BoE official urges caution on rate cuts in new 'age of supply shocks'

Megan Greene

Speaking at the University of Glasgow’s Adam Smith Business School, a Bank of England policymaker has called for a fundamental rethink of how central banks respond to economic shocks, arguing that a cautious approach to cutting interest rates is necessary in an increasingly volatile world.

Monetary Policy Committee (MPC) member Megan Greene stated that the conventional wisdom of “looking through” supply-side shocks is now outdated. She warned that the world has entered an age where such disruptions are likely to be more frequent and severe.

Ms Greene argued that events like the COVID-19 pandemic and Russia’s war in Ukraine are not anomalies but examples of a new economic reality. She identified climate change and geoeconomics – including trade fragmentation and geopolitical tensions – as key drivers of future supply shocks. These events disrupt the production of goods and services, pushing inflation up while simultaneously suppressing economic output.

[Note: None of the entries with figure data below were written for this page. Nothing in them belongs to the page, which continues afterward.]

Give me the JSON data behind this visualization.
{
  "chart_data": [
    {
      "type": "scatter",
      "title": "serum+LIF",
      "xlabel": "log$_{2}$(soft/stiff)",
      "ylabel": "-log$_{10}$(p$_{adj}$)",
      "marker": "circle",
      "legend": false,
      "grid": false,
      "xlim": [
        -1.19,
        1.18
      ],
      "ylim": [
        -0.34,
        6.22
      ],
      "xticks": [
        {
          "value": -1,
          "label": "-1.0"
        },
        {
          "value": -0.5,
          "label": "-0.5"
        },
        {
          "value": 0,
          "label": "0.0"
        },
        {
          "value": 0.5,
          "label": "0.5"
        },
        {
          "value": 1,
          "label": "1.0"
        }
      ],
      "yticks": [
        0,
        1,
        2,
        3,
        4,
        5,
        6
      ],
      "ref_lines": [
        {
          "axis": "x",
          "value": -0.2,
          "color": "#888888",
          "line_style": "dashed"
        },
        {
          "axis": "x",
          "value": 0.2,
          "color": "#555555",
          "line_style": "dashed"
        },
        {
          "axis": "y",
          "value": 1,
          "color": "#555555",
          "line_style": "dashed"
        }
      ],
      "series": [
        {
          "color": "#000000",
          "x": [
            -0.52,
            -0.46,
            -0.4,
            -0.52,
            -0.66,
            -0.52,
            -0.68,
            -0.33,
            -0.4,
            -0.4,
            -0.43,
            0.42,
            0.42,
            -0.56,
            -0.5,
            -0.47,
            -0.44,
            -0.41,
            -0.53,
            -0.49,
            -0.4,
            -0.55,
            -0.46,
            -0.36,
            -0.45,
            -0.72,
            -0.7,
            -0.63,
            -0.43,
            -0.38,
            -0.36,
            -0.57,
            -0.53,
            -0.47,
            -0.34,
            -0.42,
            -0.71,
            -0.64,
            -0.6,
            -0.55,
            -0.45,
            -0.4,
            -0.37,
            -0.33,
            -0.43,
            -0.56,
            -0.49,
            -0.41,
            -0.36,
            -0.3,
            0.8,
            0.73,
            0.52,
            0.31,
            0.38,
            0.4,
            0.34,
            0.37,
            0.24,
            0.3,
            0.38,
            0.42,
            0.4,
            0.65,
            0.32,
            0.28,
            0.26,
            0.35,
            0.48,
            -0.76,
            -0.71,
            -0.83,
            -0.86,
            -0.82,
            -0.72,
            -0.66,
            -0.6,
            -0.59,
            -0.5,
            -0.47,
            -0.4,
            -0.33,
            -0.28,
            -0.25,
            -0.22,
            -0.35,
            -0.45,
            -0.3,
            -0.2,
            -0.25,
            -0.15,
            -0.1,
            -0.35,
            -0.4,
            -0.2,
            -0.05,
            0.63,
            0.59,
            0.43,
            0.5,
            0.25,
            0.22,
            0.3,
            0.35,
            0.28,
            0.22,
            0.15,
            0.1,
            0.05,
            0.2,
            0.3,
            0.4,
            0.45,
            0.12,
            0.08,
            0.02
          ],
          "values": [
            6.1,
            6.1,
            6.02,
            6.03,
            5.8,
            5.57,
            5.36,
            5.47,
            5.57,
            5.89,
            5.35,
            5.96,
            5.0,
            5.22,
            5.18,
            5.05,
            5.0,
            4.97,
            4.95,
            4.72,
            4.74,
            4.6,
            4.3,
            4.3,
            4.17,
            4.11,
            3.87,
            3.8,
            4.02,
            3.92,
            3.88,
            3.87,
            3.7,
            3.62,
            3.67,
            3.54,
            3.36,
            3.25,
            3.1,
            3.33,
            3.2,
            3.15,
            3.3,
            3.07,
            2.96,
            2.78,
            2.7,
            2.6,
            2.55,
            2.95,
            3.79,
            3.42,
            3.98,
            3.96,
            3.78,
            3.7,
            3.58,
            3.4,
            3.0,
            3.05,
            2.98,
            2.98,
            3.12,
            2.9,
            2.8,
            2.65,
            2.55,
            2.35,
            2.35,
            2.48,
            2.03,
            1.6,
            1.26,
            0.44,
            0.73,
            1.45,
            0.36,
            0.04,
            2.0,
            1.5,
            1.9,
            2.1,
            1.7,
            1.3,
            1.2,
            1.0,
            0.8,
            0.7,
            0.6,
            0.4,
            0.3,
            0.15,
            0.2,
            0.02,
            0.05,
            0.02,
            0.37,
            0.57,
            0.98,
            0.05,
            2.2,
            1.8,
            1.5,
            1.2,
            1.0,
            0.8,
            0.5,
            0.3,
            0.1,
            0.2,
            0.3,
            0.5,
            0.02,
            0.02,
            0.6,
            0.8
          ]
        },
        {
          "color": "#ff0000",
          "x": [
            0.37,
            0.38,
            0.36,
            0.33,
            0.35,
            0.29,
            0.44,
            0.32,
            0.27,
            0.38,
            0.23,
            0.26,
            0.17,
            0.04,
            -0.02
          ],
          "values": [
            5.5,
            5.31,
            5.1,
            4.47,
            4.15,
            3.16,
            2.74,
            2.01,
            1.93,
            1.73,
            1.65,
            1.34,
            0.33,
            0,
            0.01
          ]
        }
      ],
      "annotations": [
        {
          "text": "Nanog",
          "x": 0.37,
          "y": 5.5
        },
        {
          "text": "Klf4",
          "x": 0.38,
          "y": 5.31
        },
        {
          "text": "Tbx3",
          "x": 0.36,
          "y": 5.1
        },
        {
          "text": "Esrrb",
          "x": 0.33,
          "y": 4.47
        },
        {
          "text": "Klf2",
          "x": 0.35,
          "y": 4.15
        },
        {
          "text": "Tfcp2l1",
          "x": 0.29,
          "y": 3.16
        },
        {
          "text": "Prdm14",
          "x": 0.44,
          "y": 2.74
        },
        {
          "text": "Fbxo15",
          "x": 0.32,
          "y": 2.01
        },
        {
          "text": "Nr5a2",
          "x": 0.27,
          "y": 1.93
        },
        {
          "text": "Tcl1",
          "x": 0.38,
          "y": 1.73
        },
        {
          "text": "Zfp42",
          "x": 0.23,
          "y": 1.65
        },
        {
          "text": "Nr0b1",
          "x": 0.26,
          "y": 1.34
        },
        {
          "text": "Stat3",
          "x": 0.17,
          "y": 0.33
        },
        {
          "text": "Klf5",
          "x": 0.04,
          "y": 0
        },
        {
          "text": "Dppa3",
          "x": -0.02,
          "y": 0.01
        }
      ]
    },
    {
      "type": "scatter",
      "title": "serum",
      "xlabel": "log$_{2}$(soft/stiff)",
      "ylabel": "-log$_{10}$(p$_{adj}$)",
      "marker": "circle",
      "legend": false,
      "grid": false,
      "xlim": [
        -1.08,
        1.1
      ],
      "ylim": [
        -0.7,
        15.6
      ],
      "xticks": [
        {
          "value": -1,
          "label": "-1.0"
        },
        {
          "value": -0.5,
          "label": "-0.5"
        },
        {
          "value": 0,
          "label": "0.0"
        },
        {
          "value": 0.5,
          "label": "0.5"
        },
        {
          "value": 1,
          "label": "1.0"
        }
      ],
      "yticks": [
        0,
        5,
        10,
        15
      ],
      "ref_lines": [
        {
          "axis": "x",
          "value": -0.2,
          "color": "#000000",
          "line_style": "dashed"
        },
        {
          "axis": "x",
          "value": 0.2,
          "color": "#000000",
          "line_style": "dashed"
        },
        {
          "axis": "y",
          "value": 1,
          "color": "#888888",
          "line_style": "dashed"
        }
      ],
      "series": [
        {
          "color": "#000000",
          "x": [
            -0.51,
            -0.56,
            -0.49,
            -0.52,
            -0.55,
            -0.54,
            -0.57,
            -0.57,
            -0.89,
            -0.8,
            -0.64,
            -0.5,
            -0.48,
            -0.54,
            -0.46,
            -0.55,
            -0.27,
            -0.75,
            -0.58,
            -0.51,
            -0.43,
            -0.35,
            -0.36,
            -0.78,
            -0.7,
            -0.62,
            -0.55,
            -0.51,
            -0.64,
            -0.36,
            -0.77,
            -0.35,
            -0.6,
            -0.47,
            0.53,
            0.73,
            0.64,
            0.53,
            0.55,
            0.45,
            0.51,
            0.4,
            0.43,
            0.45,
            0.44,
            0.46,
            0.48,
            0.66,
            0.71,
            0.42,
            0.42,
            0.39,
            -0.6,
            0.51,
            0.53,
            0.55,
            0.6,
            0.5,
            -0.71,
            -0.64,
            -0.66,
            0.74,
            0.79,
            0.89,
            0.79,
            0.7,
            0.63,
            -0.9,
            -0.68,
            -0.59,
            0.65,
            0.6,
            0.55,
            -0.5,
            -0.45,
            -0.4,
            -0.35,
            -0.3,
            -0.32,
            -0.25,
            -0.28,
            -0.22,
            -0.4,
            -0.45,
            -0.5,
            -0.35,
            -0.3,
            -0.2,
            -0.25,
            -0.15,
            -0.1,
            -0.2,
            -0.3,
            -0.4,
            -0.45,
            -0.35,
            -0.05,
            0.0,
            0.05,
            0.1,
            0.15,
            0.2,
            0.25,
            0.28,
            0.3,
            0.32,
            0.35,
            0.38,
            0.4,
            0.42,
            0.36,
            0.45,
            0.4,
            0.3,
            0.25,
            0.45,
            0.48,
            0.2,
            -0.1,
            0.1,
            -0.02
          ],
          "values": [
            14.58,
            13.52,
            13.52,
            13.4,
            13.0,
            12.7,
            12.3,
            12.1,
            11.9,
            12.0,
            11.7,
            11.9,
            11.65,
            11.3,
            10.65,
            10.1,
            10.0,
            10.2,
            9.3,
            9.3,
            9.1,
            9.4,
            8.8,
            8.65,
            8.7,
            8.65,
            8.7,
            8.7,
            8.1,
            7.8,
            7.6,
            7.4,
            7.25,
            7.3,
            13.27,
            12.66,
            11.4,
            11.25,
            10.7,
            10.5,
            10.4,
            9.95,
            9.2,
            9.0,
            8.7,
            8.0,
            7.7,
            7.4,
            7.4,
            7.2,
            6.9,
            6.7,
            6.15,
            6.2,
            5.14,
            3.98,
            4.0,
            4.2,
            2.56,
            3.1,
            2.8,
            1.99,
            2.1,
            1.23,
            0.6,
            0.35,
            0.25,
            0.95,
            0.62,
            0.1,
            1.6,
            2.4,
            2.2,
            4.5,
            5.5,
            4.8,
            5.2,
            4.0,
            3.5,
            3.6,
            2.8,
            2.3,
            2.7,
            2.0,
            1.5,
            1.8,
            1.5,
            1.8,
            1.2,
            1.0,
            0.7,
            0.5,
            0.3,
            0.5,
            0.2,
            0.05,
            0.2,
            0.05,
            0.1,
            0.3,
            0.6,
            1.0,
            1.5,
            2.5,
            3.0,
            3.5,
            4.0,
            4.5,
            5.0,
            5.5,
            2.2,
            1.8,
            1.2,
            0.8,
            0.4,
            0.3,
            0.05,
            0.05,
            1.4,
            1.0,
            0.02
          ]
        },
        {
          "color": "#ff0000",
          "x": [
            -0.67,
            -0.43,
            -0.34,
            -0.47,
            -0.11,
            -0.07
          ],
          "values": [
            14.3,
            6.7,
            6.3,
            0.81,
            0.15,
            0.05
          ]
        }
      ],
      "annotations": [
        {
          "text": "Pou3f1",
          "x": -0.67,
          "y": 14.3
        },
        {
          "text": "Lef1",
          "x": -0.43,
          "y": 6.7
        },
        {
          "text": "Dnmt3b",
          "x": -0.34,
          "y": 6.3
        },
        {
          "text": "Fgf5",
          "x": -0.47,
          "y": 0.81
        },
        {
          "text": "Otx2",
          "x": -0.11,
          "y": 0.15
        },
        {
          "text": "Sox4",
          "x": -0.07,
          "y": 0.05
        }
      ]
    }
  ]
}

The traditional approach for central banks, summarised by Ms Greene as the “four Ts”, has been to view these shocks as transitory and to avoid reacting due to the difficult trade-off between controlling inflation and supporting growth. This view relied on the belief that monetary policy tools are ill-suited for supply issues and that anchored inflation expectations would prevent long-term effects.

However, Ms Greene described this thinking as “timeworn”. Recent experience has shown that successive shocks can have persistent, multiplicative effects on the economy, and their transmission is highly dependent on the economic environment, such as the tightness of the labour market.

Applying these lessons to the current UK economy, Ms Greene highlighted several reasons for caution. She pointed to persistently weak productivity growth and a potential negative shock to labour supply since the pandemic. With UK inflation, which stands at 3.8%, remaining stubbornly high in “stark contrast with our developed economy peers”, she sees the hallmarks of an adverse supply shock.

Given these upside risks to inflation, she argued for a prudent approach to monetary policy. “When there is uncertainty around intrinsic inflation persistence, as there currently is, a monetary policymaker should respond to inflation,” she stated.

In her view, this response should involve being cautious about cutting interest rates. She suggested that skipping potential cuts would be preferable to being forced into a policy reversal of hiking rates later, an action that could threaten the central bank’s credibility.

Her comments stand in contrast to remarks made this week by Bank of England Governor Andrew Bailey, who indicated that the general path for interest rates was “downward”.